Когда чех приехал в Богданец, он не застал Мацька дома; ему сказали, что старик взял самострел и пошел с собаками в лес. Но Мацько вернулся еще засветло и, узнав, что к нему приехало много каких-то людей, ускорил шаги, чтобы поздороваться с приезжими и оказать им радушный прием. Он сперва не признал Гловача, когда же тот поклонился и назвал себя, старик в первую минуту страшно испугался и, бросив наземь самострел и шапку, закричал:
— Господи помилуй! Убит! Говори же, что с ним!
— Не убит он, — возразил чех. — В добром здоровье.
Мацько устыдился, услышав эти слова, и смущенно засопел.
— Слава Иисусу Христу, — сказал он наконец со вздохом облегчения. — Где же он?
— Поехал в Мальборк, а меня послал сюда с новостями.
— А зачем он поехал в Мальборк?
— За женой.
— Побойся бога, парень! За какой женой?
— За дочкой Юранда. На всю ночь хватит нам об этом разговоров; но пока позвольте мне отдохнуть, милостивый пан, страх как утомился я от дороги, с полуночи ехал без отдыха.
Мацько и спрашивать перестал по той простой причине, что от изумления у него язык отнялся. Придя в себя, он кликнул слугу, велел подкинуть дров в печку и принести чеху поесть, а сам заходил по горнице, размахивая руками.
— Ушам своим не верю… — говорил он сам с собою. — Дочка Юранда… Збышко женат.
— И женат, и не женат, — заметил чех.
И только теперь повел неторопливый рассказ обо всем происшедшем. Старик жадно слушал, прерывая иногда его речь вопросами, потому что не все в рассказе чеха было для него ясно. Гловач, например, не знал толком, когда Збышко женился, потому что никакой свадьбы не играли; и все же он уверял, что Збышко обвенчался с Дануськой и что помогла ему в этом сама княгиня Анна Данута, а открылось все только после приезда крестоносца Ротгера, которого Збышко вызвал на суд божий и при всем мазовецком дворе с ним бился.
— Вот как! Бился с ним! — сверкнув со страшным любопытством глазами, воскликнул Мацько. — И что же?
— Пополам разрубил он немца, да и мне бог помог справиться с оруженосцем.
Мацько снова засопел, на этот раз от удовольствия.

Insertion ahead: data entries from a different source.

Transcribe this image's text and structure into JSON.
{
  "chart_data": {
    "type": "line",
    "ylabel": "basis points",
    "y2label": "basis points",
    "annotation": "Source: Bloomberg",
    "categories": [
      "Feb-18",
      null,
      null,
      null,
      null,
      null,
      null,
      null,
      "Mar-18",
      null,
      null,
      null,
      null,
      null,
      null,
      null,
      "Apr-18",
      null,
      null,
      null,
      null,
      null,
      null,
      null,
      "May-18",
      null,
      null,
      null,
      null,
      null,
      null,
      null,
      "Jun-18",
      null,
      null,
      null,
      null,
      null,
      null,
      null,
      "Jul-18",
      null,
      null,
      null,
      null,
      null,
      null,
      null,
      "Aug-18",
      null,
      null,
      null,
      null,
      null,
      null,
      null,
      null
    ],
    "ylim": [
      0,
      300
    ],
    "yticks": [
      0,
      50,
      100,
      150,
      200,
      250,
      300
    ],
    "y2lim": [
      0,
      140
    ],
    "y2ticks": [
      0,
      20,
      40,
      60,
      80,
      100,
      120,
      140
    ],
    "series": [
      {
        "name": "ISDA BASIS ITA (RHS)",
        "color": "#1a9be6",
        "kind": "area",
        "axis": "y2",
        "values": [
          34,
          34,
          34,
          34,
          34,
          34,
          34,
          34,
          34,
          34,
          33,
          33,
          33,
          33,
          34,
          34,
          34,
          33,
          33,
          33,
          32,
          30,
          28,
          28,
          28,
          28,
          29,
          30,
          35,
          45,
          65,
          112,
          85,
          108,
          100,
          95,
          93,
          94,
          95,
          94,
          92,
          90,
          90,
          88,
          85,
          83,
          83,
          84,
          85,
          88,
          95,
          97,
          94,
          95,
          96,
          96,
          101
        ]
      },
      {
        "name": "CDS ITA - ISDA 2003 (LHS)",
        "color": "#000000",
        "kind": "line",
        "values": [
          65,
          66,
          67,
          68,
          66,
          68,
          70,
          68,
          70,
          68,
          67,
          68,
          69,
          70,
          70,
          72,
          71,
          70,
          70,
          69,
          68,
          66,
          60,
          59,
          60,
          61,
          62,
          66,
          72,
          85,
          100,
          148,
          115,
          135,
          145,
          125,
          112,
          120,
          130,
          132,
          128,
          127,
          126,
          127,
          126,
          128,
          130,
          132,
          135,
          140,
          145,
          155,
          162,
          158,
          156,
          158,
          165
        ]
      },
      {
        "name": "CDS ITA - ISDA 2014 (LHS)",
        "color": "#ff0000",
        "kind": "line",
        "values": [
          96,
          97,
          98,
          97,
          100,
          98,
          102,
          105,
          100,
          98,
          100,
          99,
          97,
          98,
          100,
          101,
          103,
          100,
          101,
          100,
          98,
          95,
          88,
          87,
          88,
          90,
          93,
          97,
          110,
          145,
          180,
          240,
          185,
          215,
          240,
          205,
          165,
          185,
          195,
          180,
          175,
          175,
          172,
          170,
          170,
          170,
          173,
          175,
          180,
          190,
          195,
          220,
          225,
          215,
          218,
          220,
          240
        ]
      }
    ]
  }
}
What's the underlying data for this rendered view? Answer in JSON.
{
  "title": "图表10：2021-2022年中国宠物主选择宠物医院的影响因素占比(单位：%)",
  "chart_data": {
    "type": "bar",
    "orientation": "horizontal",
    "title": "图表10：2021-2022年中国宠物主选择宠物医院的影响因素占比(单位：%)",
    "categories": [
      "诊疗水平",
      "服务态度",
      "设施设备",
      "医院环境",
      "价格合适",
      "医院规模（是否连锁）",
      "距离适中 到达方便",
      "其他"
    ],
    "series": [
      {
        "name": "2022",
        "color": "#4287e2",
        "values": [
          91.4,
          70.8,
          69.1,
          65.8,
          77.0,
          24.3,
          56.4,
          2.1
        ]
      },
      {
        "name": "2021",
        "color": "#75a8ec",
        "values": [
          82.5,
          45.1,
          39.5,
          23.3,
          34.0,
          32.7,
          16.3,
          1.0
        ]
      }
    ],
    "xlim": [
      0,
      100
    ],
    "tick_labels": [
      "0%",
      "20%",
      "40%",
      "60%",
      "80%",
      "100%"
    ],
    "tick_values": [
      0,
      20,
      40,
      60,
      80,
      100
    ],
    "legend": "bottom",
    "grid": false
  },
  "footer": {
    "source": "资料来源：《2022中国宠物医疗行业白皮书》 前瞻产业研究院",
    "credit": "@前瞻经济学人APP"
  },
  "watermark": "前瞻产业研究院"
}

— Ну, — сказал он, — с ним шутки плохи. Последний он в роду Градов, но, ей-ей, не из последних. А тогда с фризами?.. Ведь совсем еще был мальчишка…
Старик пристально поглядел на чеха.
— Да и ты, — продолжал он, — мне по нраву пришелся. И, видно, не врешь. Я враля за версту слышу. С оруженосцем это дело пустое, да ты и сам говоришь, что недолго с ним повожжался, а вот что ты тевтонскому псу руку изломал, а допрежь того тура свалил, это дело похвальное.
Потом спросил вдруг:
— А добыча? Тоже добрая?
— Доспехи мы взяли, коней да слуг десять человек, восьмерых вам вот прислал молодой пан.
— А что он с двумя-то сделал?
— Отослал их с телом.
— Неужто князь не мог своих слуг послать? Их ведь уже не воротишь.
Чех улыбнулся, его насмешила жадность, которую часто обнаруживал Мацько.
— Молодому пану это сейчас нипочем, — сказал он. — Спыхов большое имение.
— Большое-то большое, да что толку в нем? Не его ведь еще оно.
— А чье же?
Мацько даже привстал.
— Рассказывай! А Юранд-то?
— Юранд у крестоносцев в подземелье, и смерть уж у него в головах. Бог весть, выживет ли он, а коли и выживет, так воротится ли? А хоть и выживет он, и воротится, так ксендз Калеб читал его последнюю волю, велел он всем слушаться молодого пана, как хозяина.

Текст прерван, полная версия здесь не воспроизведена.